This post is part of a devotional series based on our 2020 Bible Reading Calendar.
The cup of blessing that we bless, is it not a sharing in the blood of Christ? The bread that we break, is it not a sharing in the body of Christ? Because there is one bread, we who are many are one body, since all of us share the one bread. ~ 1 Corinthians 10:16-17
In the Baptist tradition it is sometimes popular to emphasize the symbolic nature of the Lord’s Supper. Unlike some faith traditions, we do not hold that the bread and cup in any way become the actual or even spiritual body and blood of Jesus. The bread remains bread and the wine/juice remains wine/juice.
Yet, sometimes we can take this idea too far, as if to say that the Lord’s Supper is only symbolic of what Jesus accomplished for us on the cross.
In 1 Corinthians 10, Paul made it clear that there is something deeper that happens with the Lord’s Supper. The word that is translated “sharing” in the passage above is the same word that is also used for “fellowship.” Fellowship is a sharing of life, a sense of treating one another as family, because in Christ that is what we are.

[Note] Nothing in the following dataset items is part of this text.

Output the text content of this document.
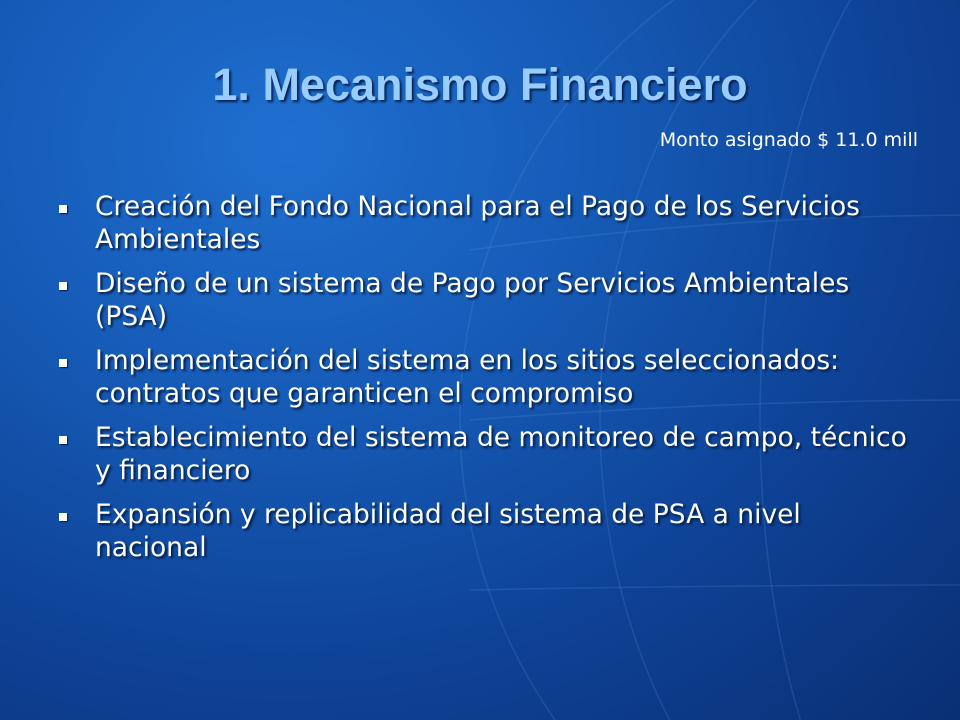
1. Mecanismo Financiero
Monto asignado $ 11.0 mill
Creación del Fondo Nacional para el Pago de los Servicios Ambientales
Diseño de un sistema de Pago por Servicios Ambientales (PSA)
Implementación del sistema en los sitios seleccionados: contratos que garanticen el compromiso
Establecimiento del sistema de monitoreo de campo, técnico y financiero
Expansión y replicabilidad del sistema de PSA a nivel nacional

Yet, there is also a spiritual aspect to fellowship. In the same letter, Paul wrote of the fellowship we have with Jesus (1:9) and in his followup letter, Paul wrote about the fellowship we have with the Holy Spirit (2 Corinthians 13:13).
When we think that part of the Christian life is Christ in us through the Holy Spirit, we see that fellowship goes beyond “doing life together” or a sharing of what we can see, taste, hear, and touch. In our fellowship with God, as well as our fellowship with other followers of Jesus, there is a spiritual communion that takes place.
In sharing with the body and blood of Jesus in the Lord’s Supper, there is a special sense of this spiritual fellowship that we experience. This is not, however, in the transformation of the bread and wine used, but in the act itself. The bread and wine are physical elements that engage our senses to what occurs spiritually. In the Supper we have a heightened moment reminding us that we belong to Jesus and that his sacrifice is the very thing that brought us into God’s family. Along with this is a heightened sense that as we participate in the Supper together as followers of Jesus, we truly are part of the same eternal family through Jesus.
This is why in 1 Corinthians 11, Paul warned against taking the Supper improperly, which, in its context, is partaking in the Supper selfishly to satisfy the cravings of our bellies without consideration for our broader family in Christ. When we ignore the sense of sharing, we miss the communal purpose of communion–we are one with Jesus and one with each other in God’s global family.
So, while yes, the bread and wine are symbols, the Supper itself is more than a symbol. It is a family meal, a communion of souls.
All Scripture quotations taken from the Christian Standard Bible.